I'll start with the really bad negatives:
(1) The mixing bar breaks
(2) The release tray for the compost sometimes get stuck
These two things make it really hard to use the device. According to customer service, they have fixed these issues in later manufactured versions. This even includes using a stronger gauge of steal for the mixing bar. However, I did not contact customer service within the year warranty, so I was given the option of fixing these things myself (with their supplied instructions) or sending it to a repair shop.
Next for the not-so-bad negatives:
(1) It leaks
(2) It is loud
It seems like a major design flaw to have a leaking composter, however they do include a drip tray which does catch most of it. Also, when the motor turns the compost, it is very loud. However, I have gotten used to it and it only goes for a minute or two.
The only positive thing about this device is being able to compost in cold climates. If I lived in a warmer climate, I would definitely not recommend this device. Also each composter, has a manufactured date on it. If it is manufactured before 2011, you probably want to be on the lookout for my first two issues.
Thanks for the review.
There is always cheap stakes (outdoors, dirty with worms, even indoors still has worms you have to look after) and those that generally complain (we have an unused mill sitting here, I nitpick because I can.. and could afford to burn up $300 and have it sitting here unused, typical Eco Freak).
I just wanted to know if the thing worked and it does. For installation in a kitchen this would be perfect behind some very modern and stylish Scandinavian or German cabinets I had in mind.
Again thank you for the review.
I've have two of these for a couple of years. I stopped using them for about 12 months after our condo building implemented organics recycling, but recently restarted both machines as I am running low on compost for my balcony garden.
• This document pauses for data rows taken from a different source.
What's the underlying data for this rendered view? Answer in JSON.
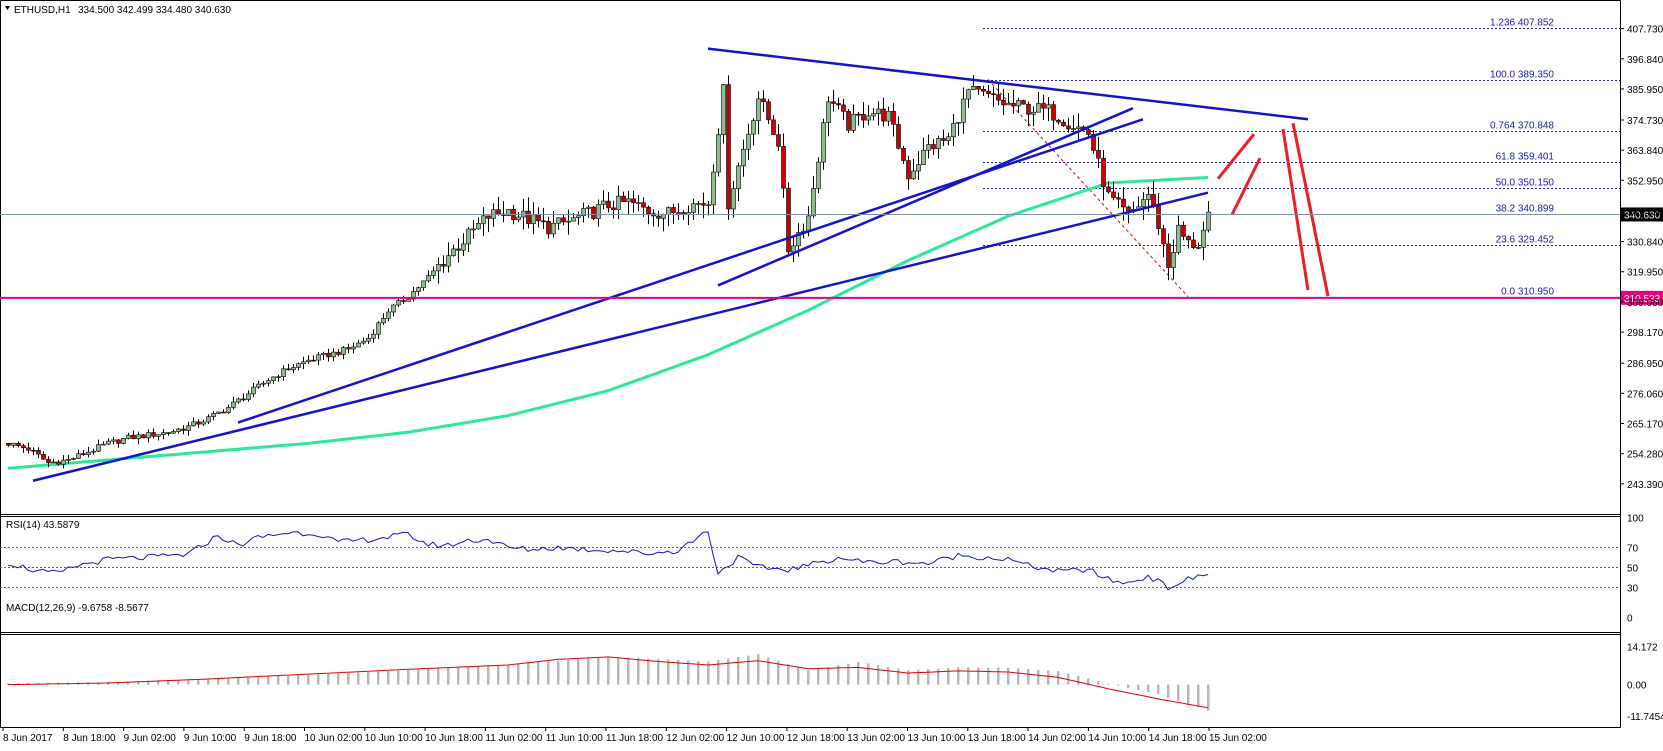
{
  "header": {
    "symbol": "ETHUSD,H1",
    "ohlc": "334.500 342.499 334.480 340.630",
    "rsi_label": "RSI(14) 43.5879",
    "macd_label": "MACD(12,26,9) -9.6758 -8.5677"
  },
  "colors": {
    "bull_candle": "#8fbc8f",
    "bear_candle": "#cc0000",
    "trendline": "#1414c8",
    "ma": "#2ee89a",
    "support": "#e6007e",
    "forecast": "#ee1c24",
    "fib_line": "#1a1aa8",
    "rsi_line": "#1414c8",
    "macd_signal": "#e00000",
    "macd_hist": "#b8b8b8"
  },
  "chart_data": [
    {
      "type": "candlestick",
      "title": "",
      "ylim": [
        243.39,
        413.0
      ],
      "price_ticks": [
        "407.730",
        "396.840",
        "385.950",
        "374.730",
        "363.840",
        "352.950",
        "341.730",
        "330.840",
        "319.950",
        "309.060",
        "298.170",
        "286.950",
        "276.060",
        "265.170",
        "254.280",
        "243.390"
      ],
      "current_price": "340.630",
      "support_level": "310.533",
      "fibonacci": [
        {
          "label": "1.236 407.852",
          "price": 407.852
        },
        {
          "label": "100.0 389.350",
          "price": 389.35
        },
        {
          "label": "0.764 370.848",
          "price": 370.848
        },
        {
          "label": "61.8 359.401",
          "price": 359.401
        },
        {
          "label": "50.0 350.150",
          "price": 350.15
        },
        {
          "label": "38.2 340.899",
          "price": 340.899
        },
        {
          "label": "23.6 329.452",
          "price": 329.452
        },
        {
          "label": "0.0 310.950",
          "price": 310.95
        }
      ],
      "time_labels": [
        "8 Jun 2017",
        "8 Jun 18:00",
        "9 Jun 02:00",
        "9 Jun 10:00",
        "9 Jun 18:00",
        "10 Jun 02:00",
        "10 Jun 10:00",
        "10 Jun 18:00",
        "11 Jun 02:00",
        "11 Jun 10:00",
        "11 Jun 18:00",
        "12 Jun 02:00",
        "12 Jun 10:00",
        "12 Jun 18:00",
        "13 Jun 02:00",
        "13 Jun 10:00",
        "13 Jun 18:00",
        "14 Jun 02:00",
        "14 Jun 10:00",
        "14 Jun 18:00",
        "15 Jun 02:00"
      ],
      "price_path": [
        [
          0,
          258
        ],
        [
          4,
          256
        ],
        [
          8,
          251
        ],
        [
          12,
          252
        ],
        [
          16,
          255
        ],
        [
          20,
          258
        ],
        [
          24,
          260
        ],
        [
          28,
          261
        ],
        [
          32,
          262
        ],
        [
          36,
          264
        ],
        [
          40,
          267
        ],
        [
          44,
          271
        ],
        [
          48,
          276
        ],
        [
          52,
          281
        ],
        [
          56,
          285
        ],
        [
          60,
          288
        ],
        [
          64,
          290
        ],
        [
          68,
          292
        ],
        [
          72,
          296
        ],
        [
          76,
          306
        ],
        [
          80,
          311
        ],
        [
          84,
          318
        ],
        [
          88,
          326
        ],
        [
          92,
          333
        ],
        [
          96,
          340
        ],
        [
          100,
          342
        ],
        [
          104,
          339
        ],
        [
          108,
          336
        ],
        [
          112,
          338
        ],
        [
          116,
          341
        ],
        [
          120,
          344
        ],
        [
          124,
          345
        ],
        [
          128,
          342
        ],
        [
          132,
          341
        ],
        [
          136,
          344
        ],
        [
          140,
          345
        ],
        [
          143,
          385
        ],
        [
          144,
          345
        ],
        [
          146,
          358
        ],
        [
          150,
          383
        ],
        [
          154,
          367
        ],
        [
          156,
          328
        ],
        [
          160,
          340
        ],
        [
          164,
          383
        ],
        [
          168,
          373
        ],
        [
          172,
          378
        ],
        [
          176,
          376
        ],
        [
          180,
          355
        ],
        [
          184,
          365
        ],
        [
          188,
          368
        ],
        [
          192,
          385
        ],
        [
          196,
          383
        ],
        [
          200,
          380
        ],
        [
          204,
          379
        ],
        [
          208,
          378
        ],
        [
          212,
          374
        ],
        [
          216,
          370
        ],
        [
          220,
          347
        ],
        [
          224,
          340
        ],
        [
          228,
          348
        ],
        [
          230,
          337
        ],
        [
          232,
          322
        ],
        [
          234,
          335
        ],
        [
          236,
          330
        ],
        [
          238,
          330
        ],
        [
          240,
          339
        ]
      ],
      "ma_path": [
        [
          0,
          249
        ],
        [
          20,
          252
        ],
        [
          40,
          255
        ],
        [
          60,
          258
        ],
        [
          80,
          262
        ],
        [
          100,
          268
        ],
        [
          120,
          277
        ],
        [
          140,
          290
        ],
        [
          160,
          306
        ],
        [
          180,
          324
        ],
        [
          200,
          340
        ],
        [
          220,
          352
        ],
        [
          240,
          354
        ]
      ],
      "trendlines": [
        {
          "from": [
            5,
            244.5
          ],
          "to": [
            240,
            348.5
          ]
        },
        {
          "from": [
            46,
            265.5
          ],
          "to": [
            227,
            375
          ]
        },
        {
          "from": [
            142,
            315
          ],
          "to": [
            225,
            379
          ]
        },
        {
          "from": [
            140,
            400.5
          ],
          "to": [
            260,
            375
          ]
        }
      ],
      "forecast_path": [
        [
          240,
          342
        ],
        [
          246,
          357
        ],
        [
          252,
          330
        ],
        [
          258,
          318
        ]
      ]
    },
    {
      "type": "line",
      "title": "RSI(14)",
      "ylim": [
        0,
        100
      ],
      "levels": [
        30,
        50,
        70
      ],
      "ticks": [
        "100",
        "70",
        "50",
        "30",
        "0"
      ],
      "series": [
        {
          "name": "RSI(14)",
          "values": [
            [
              0,
              55
            ],
            [
              6,
              46
            ],
            [
              10,
              44
            ],
            [
              14,
              52
            ],
            [
              20,
              58
            ],
            [
              28,
              60
            ],
            [
              36,
              63
            ],
            [
              42,
              82
            ],
            [
              46,
              72
            ],
            [
              50,
              80
            ],
            [
              56,
              85
            ],
            [
              62,
              84
            ],
            [
              66,
              75
            ],
            [
              72,
              78
            ],
            [
              80,
              83
            ],
            [
              84,
              73
            ],
            [
              88,
              72
            ],
            [
              92,
              77
            ],
            [
              96,
              78
            ],
            [
              100,
              70
            ],
            [
              104,
              68
            ],
            [
              110,
              70
            ],
            [
              116,
              68
            ],
            [
              122,
              67
            ],
            [
              128,
              64
            ],
            [
              134,
              67
            ],
            [
              140,
              87
            ],
            [
              142,
              44
            ],
            [
              146,
              60
            ],
            [
              150,
              50
            ],
            [
              156,
              48
            ],
            [
              160,
              52
            ],
            [
              166,
              60
            ],
            [
              172,
              55
            ],
            [
              178,
              56
            ],
            [
              184,
              54
            ],
            [
              190,
              62
            ],
            [
              196,
              60
            ],
            [
              200,
              58
            ],
            [
              204,
              52
            ],
            [
              210,
              46
            ],
            [
              216,
              48
            ],
            [
              220,
              38
            ],
            [
              224,
              34
            ],
            [
              228,
              42
            ],
            [
              232,
              30
            ],
            [
              236,
              38
            ],
            [
              240,
              43.6
            ]
          ]
        }
      ]
    },
    {
      "type": "bar",
      "title": "MACD(12,26,9)",
      "ylim": [
        -11.7454,
        14.172
      ],
      "ticks": [
        "14.172",
        "0.00",
        "-11.7454"
      ],
      "histogram": [
        [
          0,
          0.5
        ],
        [
          20,
          1
        ],
        [
          40,
          2.2
        ],
        [
          60,
          3.6
        ],
        [
          80,
          5.4
        ],
        [
          100,
          7.4
        ],
        [
          120,
          10.4
        ],
        [
          140,
          8.6
        ],
        [
          150,
          11.3
        ],
        [
          160,
          5.2
        ],
        [
          170,
          8.4
        ],
        [
          180,
          5.4
        ],
        [
          190,
          6.4
        ],
        [
          200,
          6.3
        ],
        [
          210,
          5
        ],
        [
          220,
          0.4
        ],
        [
          230,
          -3.6
        ],
        [
          240,
          -9.7
        ]
      ],
      "signal": [
        [
          0,
          0
        ],
        [
          20,
          0.6
        ],
        [
          40,
          2.1
        ],
        [
          60,
          3.9
        ],
        [
          80,
          5.7
        ],
        [
          100,
          7.3
        ],
        [
          110,
          9.4
        ],
        [
          120,
          10.3
        ],
        [
          130,
          8.6
        ],
        [
          140,
          7.3
        ],
        [
          150,
          8.9
        ],
        [
          160,
          5.9
        ],
        [
          170,
          6.4
        ],
        [
          180,
          4.3
        ],
        [
          190,
          5.1
        ],
        [
          200,
          4.7
        ],
        [
          210,
          2.7
        ],
        [
          220,
          -1.5
        ],
        [
          230,
          -5.3
        ],
        [
          240,
          -8.6
        ]
      ]
    }
  ]
}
My experience from from first year of usage was that not everything composts easily. I was doing a lot of experimentation (e.g. using shredded newspaper for the browns) and sometimes things didn't work out well (e.g. jams, smells, etc.)
After stopping for a year and then restarting the NatureMills again, below are my learning points:
1. Go to Walmart and buy the 20 lb bags of pine pellets. Skip the home-made "brown" materials. You end up with better compost. Coffee grinds do NOT count as browns (they are 20:1 carbon:nitrogen, below the 30:1 threshold). If you don't use enough browns (and baking soda), the compost process becomes too wet and smells.
2. Follow the directions 100%. No bones, no citrus peels, nothing overly adventurous. In this case, being less adventurous will save you lots of aggravation. Luckily, my building has organic composting so I just recycle those items there.
3. Cut food items into as small pieces as possible. I rarely have pieces above 2".
4. To avoid smelling up the kitchen, collect scraps in a bin and only do once every few days. No need to keep opening and closing the lid.
5. That said, the slides of the mixing chamber requires to be scrapped down periodically as the mixing bars are overly effective in mixing the entire contents.
Good luck!
Run away. This thing is stinky no matter what you do or they say. And they will not take them back. We compost all the time outdoors and have never had a composter get this stinky. This is a piece of over priced junk! I would never put this thing in a kitchen cabinet.
It works pretty well. follow the instructions. Don't add broccoli (it does not smell good). You will see that others have discovered this fact as well. If you just put the recommended foods in, it smells nice actually.
I've been researching these and just wanted to share that NatureMill came out with the third generation in January 2012. It is called the eco-series and they have the three models, Neo, Metro, and Ultra.